Last night a friend asked me if I was going to be helping out at Candy Cane Lane this morning. I didn’t think I had time. With papers and finals and whatever else there is in my life… I just thought I’d be too overwelmed if I gave up the time. However, I woke up at 8 this morning. I had two choices… I could either go back to bed and sleep until noon or I could get up and go serve. I convinced myself I could make a better use of the time God gave me.

It’s strange how life works sometimes… you think you’re going to go help impact someone else’s life and then you end up being impacted more. When I got to the volunteer sign in they asked what I wanted to help out with and I said “oh I don’t know…. where do you need the most help?” Really I was thinking, “Just don’t put me with the kids.” I was assigned the job of a greeter for families who would be arriving on campus and I was told not to hangout in the activity room too much. I thought it was the perfect job for me.

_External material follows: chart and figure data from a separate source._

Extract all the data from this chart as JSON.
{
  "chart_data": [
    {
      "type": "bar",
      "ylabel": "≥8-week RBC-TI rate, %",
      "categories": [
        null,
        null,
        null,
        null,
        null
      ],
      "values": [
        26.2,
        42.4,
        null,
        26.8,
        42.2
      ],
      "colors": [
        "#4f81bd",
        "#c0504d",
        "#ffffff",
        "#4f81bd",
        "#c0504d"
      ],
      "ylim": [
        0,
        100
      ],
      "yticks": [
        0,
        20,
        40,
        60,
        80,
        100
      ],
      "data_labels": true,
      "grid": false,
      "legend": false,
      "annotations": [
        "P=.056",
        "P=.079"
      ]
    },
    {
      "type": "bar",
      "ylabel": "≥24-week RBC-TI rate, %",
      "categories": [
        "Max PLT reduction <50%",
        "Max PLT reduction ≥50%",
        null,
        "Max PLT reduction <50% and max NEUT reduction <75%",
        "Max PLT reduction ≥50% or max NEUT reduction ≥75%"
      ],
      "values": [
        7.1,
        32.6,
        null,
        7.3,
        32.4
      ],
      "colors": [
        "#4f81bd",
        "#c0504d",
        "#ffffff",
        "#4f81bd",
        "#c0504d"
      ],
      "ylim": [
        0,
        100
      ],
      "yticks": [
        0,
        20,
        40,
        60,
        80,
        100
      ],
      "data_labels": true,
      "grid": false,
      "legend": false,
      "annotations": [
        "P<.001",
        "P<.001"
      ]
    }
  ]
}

But then they didn’t need me in that area so they asked me if I would hangout in the JC… with the children. For a while I felt kind of akward. I tend to talk too adult for children at times… I don’t want them to think that I am talking down to them. Which is strange… because that’s what you do with children, so they can better understand and relate to you. The first child I came in contact with was a little boy. He was so exicted to be able to make Snowman soup. I thought… this is kind of fun. I could see the suprise and joy in his eyes. Next I played a game of scrabble with the kids… I lost :).

It was strange how they slowly started to grow on me. I’ve always been good with children. I’m not sure why. I’ve never really liked ADMITTING to liking them though.  However, if children are going to keep impacting my life then it’s going to become impossible to deny that I actually like them. When I was fifteen it was Sara, a little girl I counseled at outdoor camp; when I was sixteen it was Safia, a little jewish girl I counseled at day camp; when I was seventeen it was Jacquline at VBS in Mexico; and today it was Dakota (cody).

One minute I was wandering around the JC and the next I was meeting a new family. Oddly enough I eagerly went to greet them. First I met the dad. I explained to him what everything was, where they could go pick up presents for their children and where the activities were. Next two big brown eyes were looking up at me shyly. I immediatly took her tiny little hand. We played with green playdough and colored gingerbread men and watched tv, she got her picture taken with Santa and we danced in circles. She smiled and giggled as she gulfed down her piece of cheese pizza and I smiled and laughed with her as we talked about animals and pizza and music.

I spent the rest of the day with Cody. At one time she got up from coloring, walked over to her brother and shared a  napkin with him, I could see how much she loved her family. And when one of her family members came up and shared with me that Cody didn’t take well to people and that she had really taken well to me, I was shocked. They told me that “Cody really must like you because she just doesn’t interact with people like that.” I was honored. We played together for just a short while and she stole my heart.

Then I talked to her dad again and he showed me pictures of her before her cancer, showed me pictures of her brother and sister and their family. He shared a couple stories with me and I learned a little about them. My heart sunk. I felt such love for this family, this family that I hardly knew. This is what I have been praying for… to love others like they are no different from those whom I hold close to me, to love especially strangers. This was an answer to my prayer. And Cody, Cody taught me about life. Her joy and contentment with even the simplest things only sunk into my heart as I sat with her, as she shared her life with me and as she blessed me.